Recently it has come to light that trained individuals who exercise 3-4 days per week do not see a lot of significant fat loss from the activity. Although this statement has merit in the scientific community it is important to look at cardiovascular activity from a holistic viewpoint beyond just simply a fat loss tool. Let’s examine the 3 benefits of cardiovascular exercise.
Why not for fat loss?
Numerous studies have shown that cardiovascular exercise does not offer the expected benefit when compared to caloric restriction. Further other studies have shown that “weight loss itself provides the major cardioprotective effect of CREX (calorie restriction and exercise) and that the benefits do not depend on which approach to weight loss is used”. In everyday terms weight loss offers the same benefit to heart health as exercise does and exercise alone is an ineffective way to lose weight.

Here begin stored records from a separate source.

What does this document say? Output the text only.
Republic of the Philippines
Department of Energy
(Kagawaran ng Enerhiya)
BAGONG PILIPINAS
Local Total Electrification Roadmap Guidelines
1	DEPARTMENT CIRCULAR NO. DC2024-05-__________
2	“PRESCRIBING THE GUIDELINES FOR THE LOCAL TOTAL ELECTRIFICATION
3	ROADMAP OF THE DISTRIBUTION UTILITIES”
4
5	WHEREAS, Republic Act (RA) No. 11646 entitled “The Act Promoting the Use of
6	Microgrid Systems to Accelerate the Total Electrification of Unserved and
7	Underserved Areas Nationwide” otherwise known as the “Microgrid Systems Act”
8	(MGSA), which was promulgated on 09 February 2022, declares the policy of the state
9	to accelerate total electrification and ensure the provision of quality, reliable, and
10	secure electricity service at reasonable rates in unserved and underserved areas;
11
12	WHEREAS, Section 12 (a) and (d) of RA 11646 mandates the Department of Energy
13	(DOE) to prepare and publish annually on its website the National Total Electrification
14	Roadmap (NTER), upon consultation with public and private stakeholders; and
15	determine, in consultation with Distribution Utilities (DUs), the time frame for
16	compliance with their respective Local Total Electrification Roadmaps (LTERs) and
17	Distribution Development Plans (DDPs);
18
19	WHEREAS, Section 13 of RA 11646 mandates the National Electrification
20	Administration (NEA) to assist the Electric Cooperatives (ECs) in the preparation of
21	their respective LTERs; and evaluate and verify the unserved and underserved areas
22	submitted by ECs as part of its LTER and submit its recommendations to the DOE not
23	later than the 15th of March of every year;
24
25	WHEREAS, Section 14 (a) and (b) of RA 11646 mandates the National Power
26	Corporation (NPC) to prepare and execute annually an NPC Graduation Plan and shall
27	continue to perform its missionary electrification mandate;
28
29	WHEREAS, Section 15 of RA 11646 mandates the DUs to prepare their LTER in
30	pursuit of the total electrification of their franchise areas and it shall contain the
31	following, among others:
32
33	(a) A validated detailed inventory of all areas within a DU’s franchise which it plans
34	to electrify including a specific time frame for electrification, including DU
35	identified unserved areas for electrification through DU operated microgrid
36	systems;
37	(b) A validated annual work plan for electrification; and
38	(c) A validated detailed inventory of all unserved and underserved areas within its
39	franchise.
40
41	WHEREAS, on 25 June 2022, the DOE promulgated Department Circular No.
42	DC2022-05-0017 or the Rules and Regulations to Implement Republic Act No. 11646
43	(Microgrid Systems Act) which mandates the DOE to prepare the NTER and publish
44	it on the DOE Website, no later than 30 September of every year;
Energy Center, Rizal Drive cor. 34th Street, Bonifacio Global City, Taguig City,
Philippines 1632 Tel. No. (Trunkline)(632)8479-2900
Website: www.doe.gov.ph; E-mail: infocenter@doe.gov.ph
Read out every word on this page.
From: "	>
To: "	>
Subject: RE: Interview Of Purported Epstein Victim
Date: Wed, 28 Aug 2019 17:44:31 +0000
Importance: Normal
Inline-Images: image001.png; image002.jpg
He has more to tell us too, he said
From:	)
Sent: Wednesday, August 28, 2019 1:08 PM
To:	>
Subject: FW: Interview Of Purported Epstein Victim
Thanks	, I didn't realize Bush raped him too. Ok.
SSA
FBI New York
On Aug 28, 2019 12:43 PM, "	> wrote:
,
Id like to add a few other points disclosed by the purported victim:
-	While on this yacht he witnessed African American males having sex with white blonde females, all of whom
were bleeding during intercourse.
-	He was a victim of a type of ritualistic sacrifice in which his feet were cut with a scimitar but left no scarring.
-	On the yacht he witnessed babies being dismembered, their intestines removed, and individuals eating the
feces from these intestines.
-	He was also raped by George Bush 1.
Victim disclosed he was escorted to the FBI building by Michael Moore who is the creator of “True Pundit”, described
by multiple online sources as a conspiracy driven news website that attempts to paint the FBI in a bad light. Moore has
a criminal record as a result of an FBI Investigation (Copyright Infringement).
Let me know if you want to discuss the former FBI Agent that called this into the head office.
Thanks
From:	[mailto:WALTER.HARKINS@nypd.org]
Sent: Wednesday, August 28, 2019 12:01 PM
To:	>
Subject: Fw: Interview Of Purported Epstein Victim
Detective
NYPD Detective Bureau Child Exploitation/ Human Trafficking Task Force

Improved Cardiovascular Efficiency
When the heart is stressed there are several positive adaptations that your body goes through. Let’s look at the top two.
1. Lowered Resting Heart Rate. The heart is your strongest muscle and never rests, ever. It works 24/7 to circulate blood throughout our bodies. The more efficient the heart is the easier its job becomes. Therefore, losing weight in itself is good for the heart, the heart does not have to work as hard to circulate our blood when we move up steps, walk around, or get up and down out of our seats.
2. Increased Stroke Volume: Stoke volume or SV is the volume of blood pumped from one ventricle of the heart with each beat. A high stroke volume results in a low resting heart rate. When your heart is strong it does not have to beat as much because it can circulate more blood per beat. Kind of like when our muscles are strong it’s fewer trips to the car unloading groceries.
Improved Insulin Sensitivity
Insulin is a fantastic hormone that we simply cannot live without. Its function is to transport glucose to various cells of the body for storage or energy production. Without this transport mechanism, we die. The issue comes into play when we have an overabundance of this hormone. When we consistently eat more calories than we need, our bodies produce more insulin and over time our cells become “resistant” to insulin. The body’s response to this is to send more insulin to keep up with production. Finally, the cells respond to the increased amount of insulin but then the next time even more insulin is needed for nutrient storage. Caloric restriction helps stop this cascade of too much insulin.
Motivation-Mood-Depression & the Brain
Lack of activity is one of the top areas of research when it comes to brain-related diseases such as Alzheimer’s and dementia and is being linked to depression, anxiety, and mood. If you have ever gone on a brisk morning walk, then you have felt the effects. The neurotransmitter dopamine or “movement” hormone gives us a sense of well-being and happiness. Movement, or cardiovascular exercise, remains one of the best ways to get our long-term dopamine fix.